Tribune photo by Jayson Mellom

County supervisors Tuesday will consider ratcheting up the pressure on the State Parks department to deal with a recent study linking Oceano Dunes State Vehicular Recreation Area to unhealthy levels of particulate pollution on the Nipomo Mesa.

The board will decide whether to send a letter to the State Parks Off-Highway Vehicle Recreation Division asking the agency for information about what changes it is planning to make at the park to reduce the pollution and cooperate with county health officials in evaluating potential health risks.

The letter is on the board’s consent agenda, which is reserved for noncontroversial items and acted upon in a single vote for multiple items. Supervisors will only discuss it if one of them pulls it from the consent agenda for separate consideration.

The letter comes at the same time parks officials are preparing to challenge the validity of the particulate study conducted by the county Air Pollution Control District.

The controversial study concluded that off-highway-vehicle riding at the park exacerbates dust pollution on the Mesa by destroying vegetation and breaking up a crust that naturally forms on top of the dunes, allowing small particles of sand to be blown inland.

Tuesday’s letter describes the conclusions of the study as “well-supported.” It also reasserts the county’s stake in the park as the owner of nearly 600 acres of land in the riding area, called La Grande Tract.

The letter encourages state officials to work closely with the air district “to implement a constructive and timely program of particulate mitigation.” Possible mitigations include installing wind fences and replanting the dunes to reduce wind erosion.

“We hope that the division agrees that the study’s conclusions demand serious attention from both the state and county,” the letter concludes.

The study already has the attention of state parks officials. At an April 29 meeting in Sacramento, the Off-Highway Motor Vehicle Recreation Commission heard a report on the air study.
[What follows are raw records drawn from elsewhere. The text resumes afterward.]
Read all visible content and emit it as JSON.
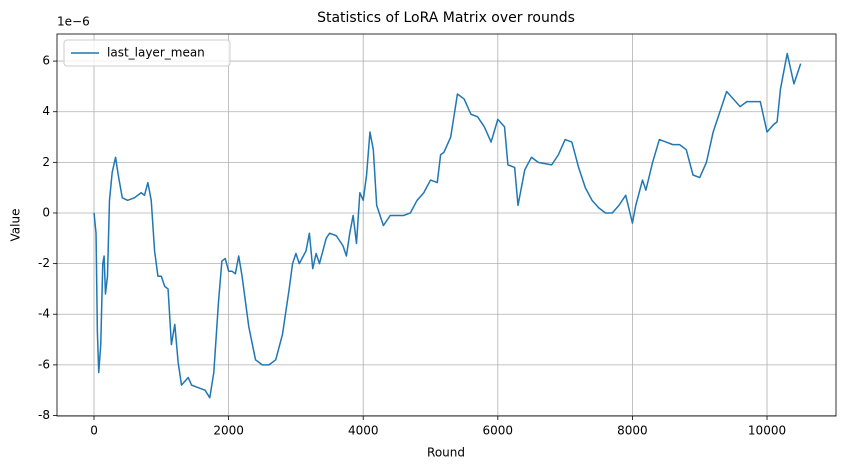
{
  "chart_data": {
    "type": "line",
    "title": "Statistics of LoRA Matrix over rounds",
    "xlabel": "Round",
    "ylabel": "Value",
    "offset_label": "1e−6",
    "x": [
      0,
      30,
      50,
      70,
      100,
      130,
      150,
      170,
      200,
      230,
      270,
      320,
      360,
      420,
      500,
      600,
      700,
      750,
      800,
      850,
      900,
      950,
      1000,
      1050,
      1100,
      1150,
      1200,
      1250,
      1300,
      1400,
      1450,
      1550,
      1650,
      1720,
      1780,
      1850,
      1900,
      1950,
      2000,
      2050,
      2100,
      2150,
      2200,
      2300,
      2400,
      2500,
      2600,
      2700,
      2800,
      2900,
      2950,
      3000,
      3050,
      3150,
      3200,
      3250,
      3300,
      3350,
      3450,
      3500,
      3600,
      3700,
      3750,
      3800,
      3850,
      3900,
      3950,
      4000,
      4050,
      4100,
      4150,
      4200,
      4300,
      4400,
      4600,
      4700,
      4800,
      4900,
      5000,
      5100,
      5150,
      5200,
      5300,
      5400,
      5500,
      5600,
      5700,
      5800,
      5900,
      6000,
      6100,
      6150,
      6250,
      6300,
      6400,
      6500,
      6600,
      6800,
      6900,
      7000,
      7100,
      7200,
      7300,
      7400,
      7500,
      7600,
      7700,
      7800,
      7900,
      8000,
      8050,
      8150,
      8200,
      8300,
      8400,
      8500,
      8600,
      8700,
      8800,
      8900,
      9000,
      9100,
      9200,
      9300,
      9400,
      9500,
      9600,
      9700,
      9900,
      10000,
      10100,
      10150,
      10200,
      10300,
      10400,
      10500
    ],
    "series": [
      {
        "name": "last_layer_mean",
        "color": "#1f77b4",
        "values": [
          0,
          -0.8,
          -4.7,
          -6.3,
          -5.2,
          -2.0,
          -1.7,
          -3.2,
          -2.5,
          0.5,
          1.6,
          2.2,
          1.5,
          0.6,
          0.5,
          0.6,
          0.8,
          0.7,
          1.2,
          0.5,
          -1.5,
          -2.5,
          -2.5,
          -2.9,
          -3.0,
          -5.2,
          -4.4,
          -5.9,
          -6.8,
          -6.5,
          -6.8,
          -6.9,
          -7.0,
          -7.3,
          -6.3,
          -3.5,
          -1.9,
          -1.8,
          -2.3,
          -2.3,
          -2.4,
          -1.7,
          -2.5,
          -4.5,
          -5.8,
          -6.0,
          -6.0,
          -5.8,
          -4.8,
          -3.0,
          -2.0,
          -1.6,
          -2.0,
          -1.5,
          -0.8,
          -2.2,
          -1.6,
          -2.0,
          -1.0,
          -0.8,
          -0.9,
          -1.3,
          -1.7,
          -0.8,
          -0.1,
          -1.2,
          0.8,
          0.5,
          1.5,
          3.2,
          2.5,
          0.3,
          -0.5,
          -0.1,
          -0.1,
          0.0,
          0.5,
          0.8,
          1.3,
          1.2,
          2.3,
          2.4,
          3.0,
          4.7,
          4.5,
          3.9,
          3.8,
          3.4,
          2.8,
          3.7,
          3.4,
          1.9,
          1.8,
          0.3,
          1.7,
          2.2,
          2.0,
          1.9,
          2.3,
          2.9,
          2.8,
          1.8,
          1.0,
          0.5,
          0.2,
          0.0,
          0.0,
          0.3,
          0.7,
          -0.4,
          0.3,
          1.3,
          0.9,
          2.0,
          2.9,
          2.8,
          2.7,
          2.7,
          2.5,
          1.5,
          1.4,
          2.0,
          3.2,
          4.0,
          4.8,
          4.5,
          4.2,
          4.4,
          4.4,
          3.2,
          3.5,
          3.6,
          4.9,
          6.3,
          5.1,
          5.9
        ]
      }
    ],
    "xlim": [
      -550,
      11025
    ],
    "xticks": [
      0,
      2000,
      4000,
      6000,
      8000,
      10000
    ],
    "ylim": [
      -8.02,
      7.07
    ],
    "yticks": [
      -8,
      -6,
      -4,
      -2,
      0,
      2,
      4,
      6
    ],
    "grid": true,
    "legend": "upper left"
  }
}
Off-highway-vehicle division Chief Phil Jenkins said a team of outside experts in air quality and dune geology has been assigned to look at the study’s conclusions.

The division’s report states that the methodology of the study is flawed in a number of ways when it concludes that sand particles become airborne in lower wind velocities within the riding area compared to outside the riding area. Off-highway-vehicle division staffers also promise to participate in the air board’s process as it decides how to deal with the problem.

“State Parks’ objections are based on observations that the report merely documents natural occurring windblown sand and does not contain sufficient data to conclude that the (State Vehicular Recreation Area) contributes to a higher level of particulate emissions than are otherwise naturally occurring,” Jenkins stated in the report.

The county air board will meet next on May 19. Air district staff has promised to update the board on the particulate study at future meetings.